Building pentium optimized Debian packages

You might have noticed, if you are maintaining an older system, that it is not exactly obvious in Debian how one should go about building optimized versions of some frequently used executable packages (like gzip, libraries, bash, perl etc). There are various solutions like apt-build, pentium-builder, and apt-get source –compile, but none of these did what I wanted; allowed me to maintain a locally optimized package that is only replaced with a non optimized version by the package manager when necessary (not on every upgrade).

1. Change debian/control
Change the Package: line from Package: foo to Package: foo-586
Add Provides: foo Replaces: foo and Conflicts: foo lines (see why this should be done)
If any other packages have versioned dependencies on the foo package, instead of Conflicts: foo and Provides: foo, you will need to add another Package stanza for foo to build a versioned dummy package. Then make that dummy package Depends: foo-586

2. Change debian/rules
Make sure that the CFLAGS passed to configure include -mpentium or whatever options you need to compile optimized for your specific machine
Also, if the package builder uses debian/foo to refer to the package build directory in the script, you need to replace all occurrences of this with debian/foo-586. Better yet, replace them with debian/$(PACKAGE), define PACKAGE=foo-586 at the top, and submit a bug to improve the rules file.

3. Rename debian control files
Anything like foo.dirs, foo.install, foo.lintian, foo.pre/post/inst/rm will have to be renamed to foo-586.dirs, etc. And any references in debian/rules will have to be updated to reflect that. (Again, $(PACKAGE) is handy.)

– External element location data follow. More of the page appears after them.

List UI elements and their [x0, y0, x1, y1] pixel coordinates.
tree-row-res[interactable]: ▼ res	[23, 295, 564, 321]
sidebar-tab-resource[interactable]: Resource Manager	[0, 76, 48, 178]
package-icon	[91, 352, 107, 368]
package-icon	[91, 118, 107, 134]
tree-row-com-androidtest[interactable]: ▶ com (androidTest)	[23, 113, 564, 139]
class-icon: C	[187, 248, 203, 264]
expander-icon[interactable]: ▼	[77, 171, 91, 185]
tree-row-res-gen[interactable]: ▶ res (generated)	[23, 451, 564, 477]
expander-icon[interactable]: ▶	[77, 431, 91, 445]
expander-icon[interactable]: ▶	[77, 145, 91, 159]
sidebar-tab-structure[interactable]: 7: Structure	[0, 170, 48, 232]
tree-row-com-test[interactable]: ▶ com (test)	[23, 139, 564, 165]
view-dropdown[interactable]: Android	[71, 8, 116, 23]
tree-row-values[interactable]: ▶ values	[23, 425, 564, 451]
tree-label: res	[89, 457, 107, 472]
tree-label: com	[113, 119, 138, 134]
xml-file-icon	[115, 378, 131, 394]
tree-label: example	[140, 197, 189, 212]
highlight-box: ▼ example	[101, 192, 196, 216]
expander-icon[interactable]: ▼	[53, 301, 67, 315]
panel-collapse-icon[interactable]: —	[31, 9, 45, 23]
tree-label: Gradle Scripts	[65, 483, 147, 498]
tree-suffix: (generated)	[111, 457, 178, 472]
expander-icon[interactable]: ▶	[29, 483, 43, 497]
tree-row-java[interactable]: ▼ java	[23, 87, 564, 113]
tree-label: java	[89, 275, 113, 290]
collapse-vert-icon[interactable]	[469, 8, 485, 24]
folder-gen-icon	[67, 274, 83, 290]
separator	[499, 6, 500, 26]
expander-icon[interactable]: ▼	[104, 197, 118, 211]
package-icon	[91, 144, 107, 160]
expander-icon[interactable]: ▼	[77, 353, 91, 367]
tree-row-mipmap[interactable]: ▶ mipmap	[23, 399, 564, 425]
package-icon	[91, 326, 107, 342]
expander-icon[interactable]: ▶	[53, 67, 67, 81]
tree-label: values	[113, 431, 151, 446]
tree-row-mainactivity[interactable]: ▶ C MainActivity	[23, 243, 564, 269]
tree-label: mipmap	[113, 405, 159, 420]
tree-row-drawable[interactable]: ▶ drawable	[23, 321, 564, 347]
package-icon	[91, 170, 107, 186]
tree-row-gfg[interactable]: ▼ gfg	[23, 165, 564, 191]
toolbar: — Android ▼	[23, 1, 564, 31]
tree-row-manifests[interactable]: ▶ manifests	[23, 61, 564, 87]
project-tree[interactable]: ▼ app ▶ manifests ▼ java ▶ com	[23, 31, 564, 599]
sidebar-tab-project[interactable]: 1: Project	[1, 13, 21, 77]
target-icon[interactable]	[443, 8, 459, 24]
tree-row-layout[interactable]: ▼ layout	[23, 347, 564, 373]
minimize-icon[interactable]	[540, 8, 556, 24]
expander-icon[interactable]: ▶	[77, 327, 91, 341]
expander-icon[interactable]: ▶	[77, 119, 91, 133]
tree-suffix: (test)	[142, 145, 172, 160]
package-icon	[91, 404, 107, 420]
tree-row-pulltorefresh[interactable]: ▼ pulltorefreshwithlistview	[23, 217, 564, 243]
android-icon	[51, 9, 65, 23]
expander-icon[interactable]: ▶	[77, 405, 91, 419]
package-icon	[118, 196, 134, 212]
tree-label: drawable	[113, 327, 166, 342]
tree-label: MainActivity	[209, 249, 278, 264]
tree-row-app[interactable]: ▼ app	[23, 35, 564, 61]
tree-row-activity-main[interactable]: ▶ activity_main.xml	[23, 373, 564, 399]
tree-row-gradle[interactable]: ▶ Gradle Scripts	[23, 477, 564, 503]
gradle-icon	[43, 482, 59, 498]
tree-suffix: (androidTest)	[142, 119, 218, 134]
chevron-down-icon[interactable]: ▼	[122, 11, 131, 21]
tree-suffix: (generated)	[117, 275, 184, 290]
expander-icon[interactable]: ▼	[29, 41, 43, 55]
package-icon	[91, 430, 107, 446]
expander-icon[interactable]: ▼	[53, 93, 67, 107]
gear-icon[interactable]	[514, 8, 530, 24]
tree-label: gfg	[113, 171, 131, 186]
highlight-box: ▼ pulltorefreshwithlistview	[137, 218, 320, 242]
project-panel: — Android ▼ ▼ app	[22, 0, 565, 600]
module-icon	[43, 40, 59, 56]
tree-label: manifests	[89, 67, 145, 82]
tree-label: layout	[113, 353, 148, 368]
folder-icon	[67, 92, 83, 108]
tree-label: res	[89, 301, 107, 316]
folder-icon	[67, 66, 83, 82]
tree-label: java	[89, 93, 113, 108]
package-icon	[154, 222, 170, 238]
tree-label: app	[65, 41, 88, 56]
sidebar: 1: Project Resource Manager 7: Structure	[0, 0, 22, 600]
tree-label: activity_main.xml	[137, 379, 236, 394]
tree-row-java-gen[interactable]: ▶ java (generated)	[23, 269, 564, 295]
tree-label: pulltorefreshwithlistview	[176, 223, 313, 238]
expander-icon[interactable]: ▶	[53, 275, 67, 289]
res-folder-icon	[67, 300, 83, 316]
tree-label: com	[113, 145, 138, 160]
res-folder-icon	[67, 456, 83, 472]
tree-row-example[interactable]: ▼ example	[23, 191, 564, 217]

Then dpkg-buildpackage -rfakeroot and install the package. dpkg should automatically figure out what is to be done, but you may have to use –force-depends if you know exactly why dpkg is confused and not installing your package (hint: make sure your Provides: is correct).

Apt-get upgrade will not replace this package, but apt-get dist-upgrade may. You might want to add a line to the postrm script to notify you via email when the package has been replaced so that you know it is time to build a new one.